Progressive economists and other critics on Wednesday called out the U.S. Federal Reserve for officially announcing its widely expected third 75-basis-point interest rate hike this year.

"Corporate profits must be the target, not workers."

While addressing the decision during an afternoon press conference, Fed Chair Jerome Powell also said that "we anticipate that ongoing increases will be appropriate" to meet the central bank's goal of returning inflation to 2%.

With each rate hike—and other central banks following suit—warnings of a global recession have mounted, and opponents of the Fed's approach have stressed that low-income workers and other marginalized people are bound to bear the brunt of the negative impacts.

"It's a central bank in full recession-creating mode," Crooked Media editor in chief Brian Beutler said Wednesday after the Federal Reserve rose its rate up to a range of 3%-3.25%.

U.S. Sen. Elizabeth Warren (D-Mass.), a vocal critic of previous hikes, was among those who focused on the expected effects for those who can least afford another rate increase.

"Chair Powell just announced another extreme interest rate hike while forecasting higher unemployment," she said Wednesday. "I've been warning that Chair Powell's Fed would throw millions of Americans out of work—and I fear he's already on the path to doing so."

Janelle Jones, chief economist at the Service Employees International Union (SEIU), similarly said that "today the Fed decided to risk mass joblessness in its fight against inflation. Raising interest rates, and pushing the economy toward a recession, will result in millions of workers being unemployed or taking pay cuts."

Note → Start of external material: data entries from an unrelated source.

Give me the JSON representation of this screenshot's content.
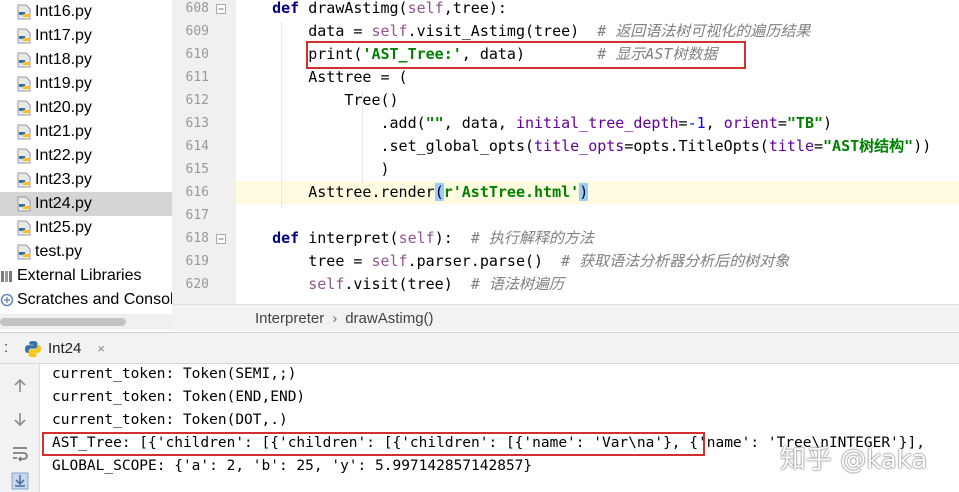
{
  "project_tree": {
    "files": [
      {
        "label": "Int16.py"
      },
      {
        "label": "Int17.py"
      },
      {
        "label": "Int18.py"
      },
      {
        "label": "Int19.py"
      },
      {
        "label": "Int20.py"
      },
      {
        "label": "Int21.py"
      },
      {
        "label": "Int22.py"
      },
      {
        "label": "Int23.py"
      },
      {
        "label": "Int24.py",
        "selected": true
      },
      {
        "label": "Int25.py"
      },
      {
        "label": "test.py"
      }
    ],
    "external_libraries": "External Libraries",
    "scratches": "Scratches and Consoles"
  },
  "editor": {
    "line_numbers": [
      "608",
      "609",
      "610",
      "611",
      "612",
      "613",
      "614",
      "615",
      "616",
      "617",
      "618",
      "619",
      "620"
    ],
    "lines": {
      "l608": {
        "indent": "    ",
        "kw": "def",
        "name": " drawAstimg(",
        "self": "self",
        "rest": ",tree):"
      },
      "l609": {
        "indent": "        ",
        "a": "data = ",
        "self": "self",
        "b": ".visit_Astimg(tree)  ",
        "comment": "# 返回语法树可视化的遍历结果"
      },
      "l610": {
        "indent": "        ",
        "a": "print(",
        "str": "'AST_Tree:'",
        "b": ", data)        ",
        "comment": "# 显示AST树数据"
      },
      "l611": {
        "indent": "        ",
        "text": "Asttree = ("
      },
      "l612": {
        "indent": "            ",
        "text": "Tree()"
      },
      "l613": {
        "indent": "                ",
        "a": ".add(",
        "s1": "\"\"",
        "b": ", data, ",
        "p1": "initial_tree_depth",
        "c": "=",
        "n1": "-1",
        "d": ", ",
        "p2": "orient",
        "e": "=",
        "s2": "\"TB\"",
        "f": ")"
      },
      "l614": {
        "indent": "                ",
        "a": ".set_global_opts(",
        "p1": "title_opts",
        "b": "=opts.TitleOpts(",
        "p2": "title",
        "c": "=",
        "s1": "\"AST树结构\"",
        "d": "))"
      },
      "l615": {
        "indent": "                ",
        "text": ")"
      },
      "l616": {
        "indent": "        ",
        "a": "Asttree.render",
        "b1": "(",
        "s1": "r'AstTree.html'",
        "b2": ")"
      },
      "l618": {
        "indent": "    ",
        "kw": "def",
        "name": " interpret(",
        "self": "self",
        "rest": "):  ",
        "comment": "# 执行解释的方法"
      },
      "l619": {
        "indent": "        ",
        "a": "tree = ",
        "self": "self",
        "b": ".parser.parse()  ",
        "comment": "# 获取语法分析器分析后的树对象"
      },
      "l620": {
        "indent": "        ",
        "self": "self",
        "b": ".visit(tree)  ",
        "comment": "# 语法树遍历"
      }
    }
  },
  "breadcrumb": {
    "items": [
      "Interpreter",
      "drawAstimg()"
    ],
    "separator": "›"
  },
  "run_panel": {
    "label": ":",
    "tab_label": "Int24",
    "close": "×",
    "console_lines": [
      "current_token: Token(SEMI,;)",
      "current_token: Token(END,END)",
      "current_token: Token(DOT,.)",
      "AST_Tree: [{'children': [{'children': [{'children': [{'name': 'Var\\na'}, {'name': 'Tree\\nINTEGER'}],",
      "GLOBAL_SCOPE: {'a': 2, 'b': 25, 'y': 5.997142857142857}"
    ]
  },
  "watermark": "知乎 @kaka",
  "colors": {
    "highlight_box": "#d32f2f",
    "keyword": "#000080",
    "string": "#008000",
    "comment": "#808080",
    "self": "#94558d"
  }
}
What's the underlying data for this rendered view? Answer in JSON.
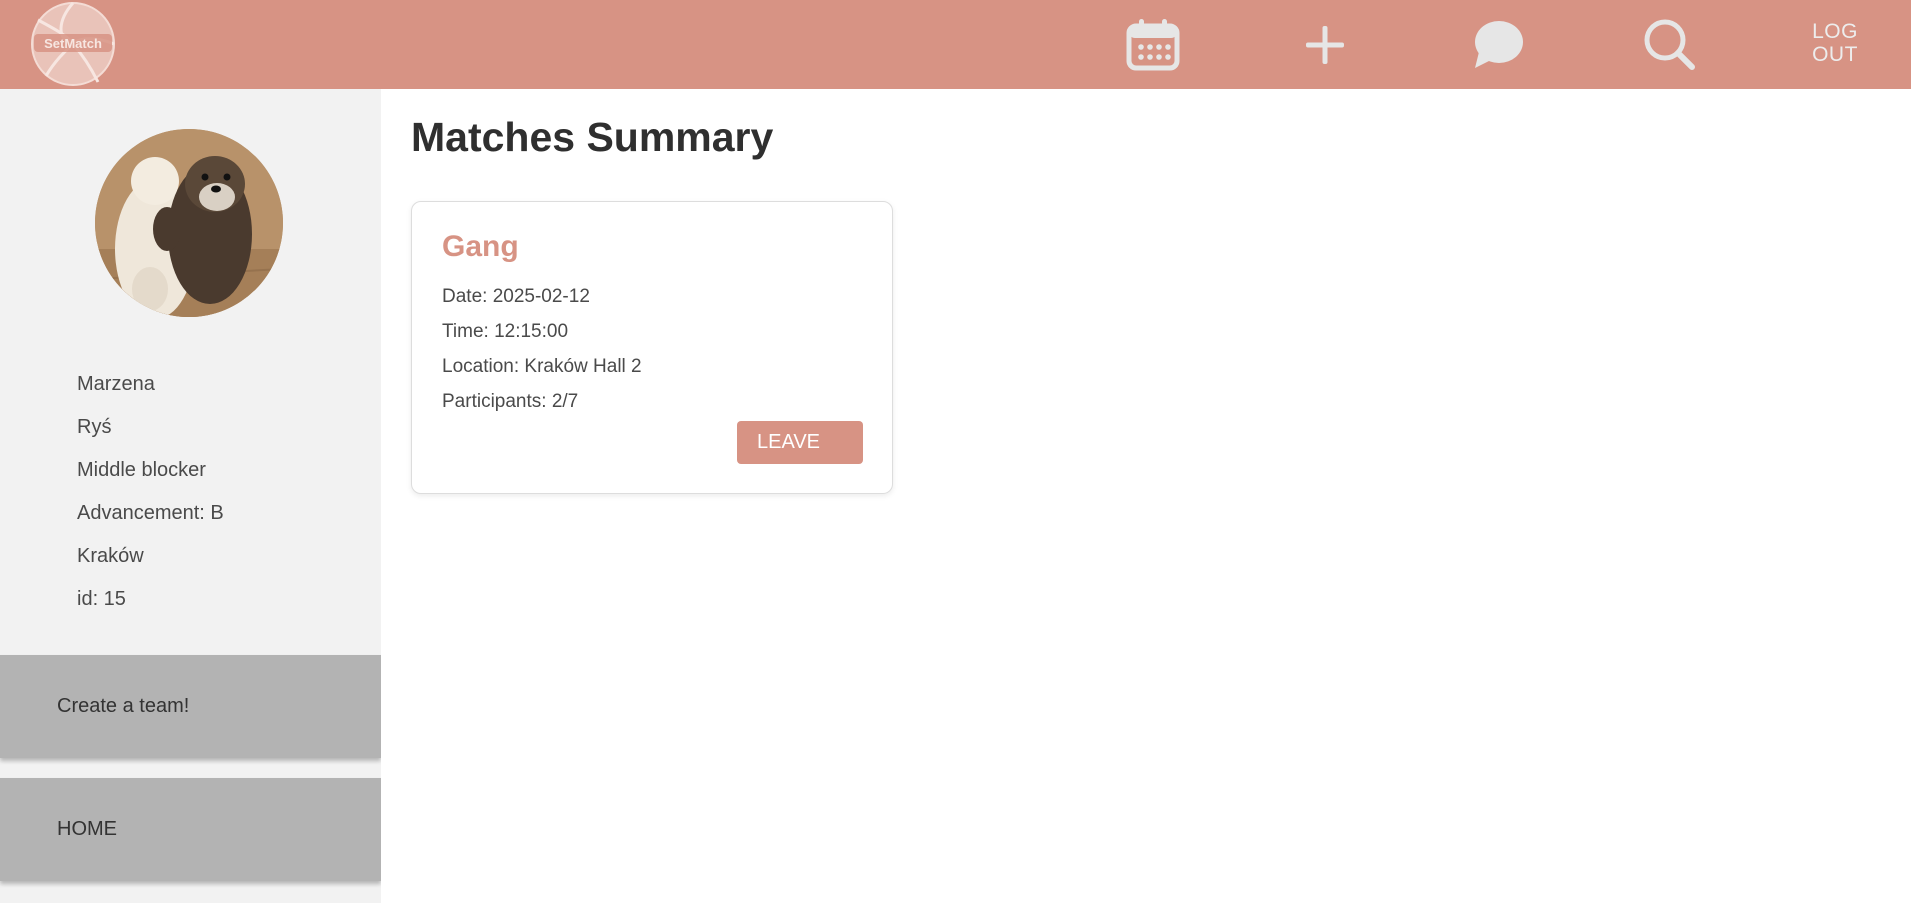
{
  "header": {
    "logo_text": "SetMatch",
    "nav": [
      {
        "icon": "calendar-icon"
      },
      {
        "icon": "plus-icon"
      },
      {
        "icon": "chat-icon"
      },
      {
        "icon": "search-icon"
      }
    ],
    "logout_line1": "LOG",
    "logout_line2": "OUT"
  },
  "sidebar": {
    "avatar": "otter-avatar",
    "profile": {
      "first_name": "Marzena",
      "last_name": "Ryś",
      "position": "Middle blocker",
      "advancement": "Advancement: B",
      "city": "Kraków",
      "id": "id: 15"
    },
    "create_team_label": "Create a team!",
    "home_label": "HOME"
  },
  "main": {
    "title": "Matches Summary",
    "matches": [
      {
        "name": "Gang",
        "date": "Date: 2025-02-12",
        "time": "Time: 12:15:00",
        "location": "Location: Kraków Hall 2",
        "participants": "Participants: 2/7",
        "action_label": "LEAVE"
      }
    ]
  },
  "colors": {
    "accent": "#d79384",
    "sidebar_bg": "#f2f2f2",
    "sidebar_button": "#b3b3b3",
    "icon_color": "#e6e6e6"
  }
}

"And we know who those workers will be," she continued. "The workers most likely to face an economic crisis are workers of color, women, and low-wage workers. The same groups who already face worse economic outcomes in the labor market."

In addition to also emphasizing that "raising interest rates puts the burden of fighting inflation on low-wage workers," former U.S. Labor Secretary Robert Reich suggested that "for once, let's take aim at an actual driver of inflation: corporate profits."

Specifically, Reich—now a professor of public policy at the University of California, Berkeley—advocated for a windfall profits tax, price controls, higher taxes on corporations and the rich, and reining in monopoly power.

Noting another tweet from Reich with those same messages, Groundwork Collaborative argued Wednesday that he is "exactly right" that the Fed's recent moves largely burden lower-wage people and "corporate profits must be the target, not workers."

"You can't fix the economy by hurting people—but that's exactly what the Fed chose today," Groundwork Collaborative added. "Throwing millions out of work won't address the root causes of inflation and we implore policymakers to remember that #WeAreTheEconomy—not Wall Street and wealthy corporations."

Reich and Rakeen Mabud, chief economist and managing director of policy and research at Groundwork Collaborative, are among the experts scheduled to testify Thursday morning before a panel of the House Committee on Oversight and Reform.

The Subcommittee on Economic and Consumer Policy hearing—titled, "Power and Profiteering: How Certain Industries Hiked Prices, Fleeced Consumers, and Drove Inflation"—is set to highlight that while input costs have begun to fall, some companies and sectors "are keeping prices higher anyway, prolonging inflationary pressures that have harmed American consumers."